Pianura Padana e auto, la preoccupazione per le scelte che possono rallentare il risanamento
Nella lettera indirizzata al Governo, le 17 organizzazioni scientifiche esprimono anche preoccupazione per alcune iniziative che potrebbero rallentare il percorso di miglioramento della qualità dell’aria. Tra gli elementi richiamati viene indicata la riduzione delle risorse destinate alle strategie specifiche per il risanamento della Pianura Padana, una delle aree europee maggiormente colpite dall’inquinamento atmosferico. Le associazioni citano inoltre la proposta italiana presentata il 17 marzo per una revisione degli obiettivi europei sulle emissioni delle automobili e per una maggiore flessibilità delle scadenze, con una possibile proroga di cinque anni fino al 2032. Secondo i firmatari, ogni rallentamento nel percorso di riduzione delle emissioni rischia di avere conseguenze dirette sulla salute della popolazione.
La richiesta al Governo: recepire la direttiva Ue senza deroghe
Le società scientifiche e le associazioni mediche chiedono quindi all’esecutivo di recepire la Direttiva europea 2024/2881 entro l’11 dicembre 2026, senza ricorrere alle possibilità di deroga previste dalla normativa europea, e di accompagnare questo passaggio con politiche concrete e risorse adeguate. Le organizzazioni ricordano che le eventuali proroghe previste dalla normativa europea non avrebbero carattere generale, ma potrebbero riguardare esclusivamente specifiche zone che presentino particolari difficoltà nel raggiungimento dei nuovi standard. Il principio alla base dell’appello è sintetizzato in una frase contenuta nella lettera: “l’inquinamento atmosferico è un fattore di rischio evitabile ed è quindi un dovere primario dello Stato abbatterlo tutelando la salute”. Un richiamo collegato direttamente all’articolo 32 della Costituzione italiana, che riconosce la salute come fondamentale diritto dell’individuo e interesse della collettività.
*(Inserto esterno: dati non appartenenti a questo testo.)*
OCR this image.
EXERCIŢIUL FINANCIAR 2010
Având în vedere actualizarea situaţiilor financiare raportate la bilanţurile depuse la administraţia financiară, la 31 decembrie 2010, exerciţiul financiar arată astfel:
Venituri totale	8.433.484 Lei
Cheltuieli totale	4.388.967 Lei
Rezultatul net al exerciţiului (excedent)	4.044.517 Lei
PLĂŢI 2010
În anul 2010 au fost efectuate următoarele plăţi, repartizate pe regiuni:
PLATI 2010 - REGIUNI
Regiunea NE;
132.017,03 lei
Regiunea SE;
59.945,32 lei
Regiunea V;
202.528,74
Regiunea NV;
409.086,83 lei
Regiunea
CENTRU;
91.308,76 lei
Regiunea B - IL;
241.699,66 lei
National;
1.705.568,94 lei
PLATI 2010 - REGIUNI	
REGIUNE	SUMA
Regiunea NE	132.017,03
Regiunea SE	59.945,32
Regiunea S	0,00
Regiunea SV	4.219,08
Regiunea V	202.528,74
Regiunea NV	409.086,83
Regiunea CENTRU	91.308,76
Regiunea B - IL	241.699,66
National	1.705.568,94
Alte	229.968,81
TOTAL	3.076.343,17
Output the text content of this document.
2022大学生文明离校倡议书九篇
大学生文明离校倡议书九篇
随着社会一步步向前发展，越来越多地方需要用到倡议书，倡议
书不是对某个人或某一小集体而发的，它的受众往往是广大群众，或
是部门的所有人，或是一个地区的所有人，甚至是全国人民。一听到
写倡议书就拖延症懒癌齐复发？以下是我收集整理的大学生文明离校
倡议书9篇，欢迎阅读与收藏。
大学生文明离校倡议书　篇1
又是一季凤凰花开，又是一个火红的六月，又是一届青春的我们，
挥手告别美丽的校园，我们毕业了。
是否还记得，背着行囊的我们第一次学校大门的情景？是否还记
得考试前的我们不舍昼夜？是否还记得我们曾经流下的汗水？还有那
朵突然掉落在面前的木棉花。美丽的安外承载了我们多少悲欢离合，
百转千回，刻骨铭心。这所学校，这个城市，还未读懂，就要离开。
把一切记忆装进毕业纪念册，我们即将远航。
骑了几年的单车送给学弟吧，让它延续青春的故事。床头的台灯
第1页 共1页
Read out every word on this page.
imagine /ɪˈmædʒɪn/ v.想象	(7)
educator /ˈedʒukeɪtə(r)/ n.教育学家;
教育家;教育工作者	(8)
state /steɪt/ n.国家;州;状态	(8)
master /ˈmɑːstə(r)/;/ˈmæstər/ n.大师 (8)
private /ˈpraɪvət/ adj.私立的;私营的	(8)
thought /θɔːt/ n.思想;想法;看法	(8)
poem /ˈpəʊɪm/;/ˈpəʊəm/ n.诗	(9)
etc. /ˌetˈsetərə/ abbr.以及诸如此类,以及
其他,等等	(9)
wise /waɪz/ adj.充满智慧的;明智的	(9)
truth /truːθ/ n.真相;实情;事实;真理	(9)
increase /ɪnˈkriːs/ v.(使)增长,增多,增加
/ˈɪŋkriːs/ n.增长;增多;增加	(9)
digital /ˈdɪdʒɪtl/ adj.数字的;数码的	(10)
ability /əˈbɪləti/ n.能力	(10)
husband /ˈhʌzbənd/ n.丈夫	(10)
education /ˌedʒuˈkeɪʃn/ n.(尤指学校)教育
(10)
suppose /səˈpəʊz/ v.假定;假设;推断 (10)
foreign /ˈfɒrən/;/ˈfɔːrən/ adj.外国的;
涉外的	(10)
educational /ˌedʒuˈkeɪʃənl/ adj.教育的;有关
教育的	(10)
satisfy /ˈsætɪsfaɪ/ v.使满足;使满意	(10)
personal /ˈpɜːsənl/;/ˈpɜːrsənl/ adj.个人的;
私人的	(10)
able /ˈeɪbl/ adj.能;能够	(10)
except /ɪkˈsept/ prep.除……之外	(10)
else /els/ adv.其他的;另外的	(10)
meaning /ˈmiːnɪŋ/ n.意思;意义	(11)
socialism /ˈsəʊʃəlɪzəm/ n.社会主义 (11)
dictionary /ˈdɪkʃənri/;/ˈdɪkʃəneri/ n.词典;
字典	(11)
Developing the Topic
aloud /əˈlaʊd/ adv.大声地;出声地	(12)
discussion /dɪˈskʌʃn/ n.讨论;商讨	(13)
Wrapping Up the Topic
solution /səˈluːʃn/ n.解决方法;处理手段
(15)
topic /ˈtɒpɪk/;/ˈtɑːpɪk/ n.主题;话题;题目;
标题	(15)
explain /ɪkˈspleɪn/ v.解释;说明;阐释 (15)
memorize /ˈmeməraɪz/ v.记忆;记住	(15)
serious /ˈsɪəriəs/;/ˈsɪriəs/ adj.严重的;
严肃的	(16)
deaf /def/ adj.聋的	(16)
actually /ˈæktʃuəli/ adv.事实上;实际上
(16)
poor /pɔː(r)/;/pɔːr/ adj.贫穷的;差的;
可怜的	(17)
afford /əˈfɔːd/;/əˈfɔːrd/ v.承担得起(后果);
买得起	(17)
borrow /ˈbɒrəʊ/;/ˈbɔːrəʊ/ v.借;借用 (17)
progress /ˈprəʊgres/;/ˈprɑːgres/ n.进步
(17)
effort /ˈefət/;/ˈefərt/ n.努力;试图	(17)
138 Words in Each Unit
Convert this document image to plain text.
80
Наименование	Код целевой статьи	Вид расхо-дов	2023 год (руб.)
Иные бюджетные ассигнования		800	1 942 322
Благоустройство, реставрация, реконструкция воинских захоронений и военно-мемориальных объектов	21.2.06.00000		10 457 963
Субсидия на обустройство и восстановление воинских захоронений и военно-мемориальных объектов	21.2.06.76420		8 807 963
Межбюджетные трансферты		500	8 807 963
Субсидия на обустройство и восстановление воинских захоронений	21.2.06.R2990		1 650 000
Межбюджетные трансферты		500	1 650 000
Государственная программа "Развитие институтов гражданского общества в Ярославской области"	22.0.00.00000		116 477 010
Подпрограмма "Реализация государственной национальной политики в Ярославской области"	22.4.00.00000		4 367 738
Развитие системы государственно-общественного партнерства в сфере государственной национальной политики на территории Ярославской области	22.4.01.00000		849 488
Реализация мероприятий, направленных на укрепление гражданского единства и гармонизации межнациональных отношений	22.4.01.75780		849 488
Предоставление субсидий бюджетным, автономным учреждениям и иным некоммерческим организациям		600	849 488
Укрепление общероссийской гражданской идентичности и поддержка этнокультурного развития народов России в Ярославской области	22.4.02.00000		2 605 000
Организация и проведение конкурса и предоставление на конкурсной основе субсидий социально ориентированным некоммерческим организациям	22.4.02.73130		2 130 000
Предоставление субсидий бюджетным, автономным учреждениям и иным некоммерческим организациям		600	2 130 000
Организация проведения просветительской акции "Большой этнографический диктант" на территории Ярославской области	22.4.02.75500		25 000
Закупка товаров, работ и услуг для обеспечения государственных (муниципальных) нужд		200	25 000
Le 17 organizzazioni scientifiche che hanno firmato la lettera
La richiesta è stata sottoscritta dai presidenti di Associazione Culturale Pediatri (ACP), Associazione Italiana di Dietetica e Nutrizione Clinica (ADI), Associazione Italiana di Epidemiologia (AIE), Associazione Medici Endocrinologi (AME), Associazione Medici per l’Ambiente – ISDE Italia, Federazione Italiana Medici Pediatri (FIMP), Federazione Nazionale Ordini Veterinari Italiani (FNOVI), Società Italiana della Riproduzione Umana (SIRU), Società Italiana di Aerobiologia Medicina e Ambiente (SIAMA), Società Italiana di Diabetologia (SID), Società Italiana di Endocrinologia (SIE), Società Italiana di Medicina Generale (SIMG), Società Italiana di Pediatria (SIP), Società Italiana di Pneumologia (SIP), Società Italiana di Psico-Neuro-Endocrino-Immunologia (SIPNEI), Società Italiana di Reumatologia (SIR) e Società Italiana per la Bioetica e i Comitati Etici (SIBCE). Per le organizzazioni firmatarie, il miglioramento della qualità dell’aria non può essere considerato soltanto un obbligo normativo o ambientale, ma rappresenta una misura fondamentale di prevenzione sanitaria, capace di ridurre malattie e decessi evitabili e di garantire una maggiore tutela della salute pubblica.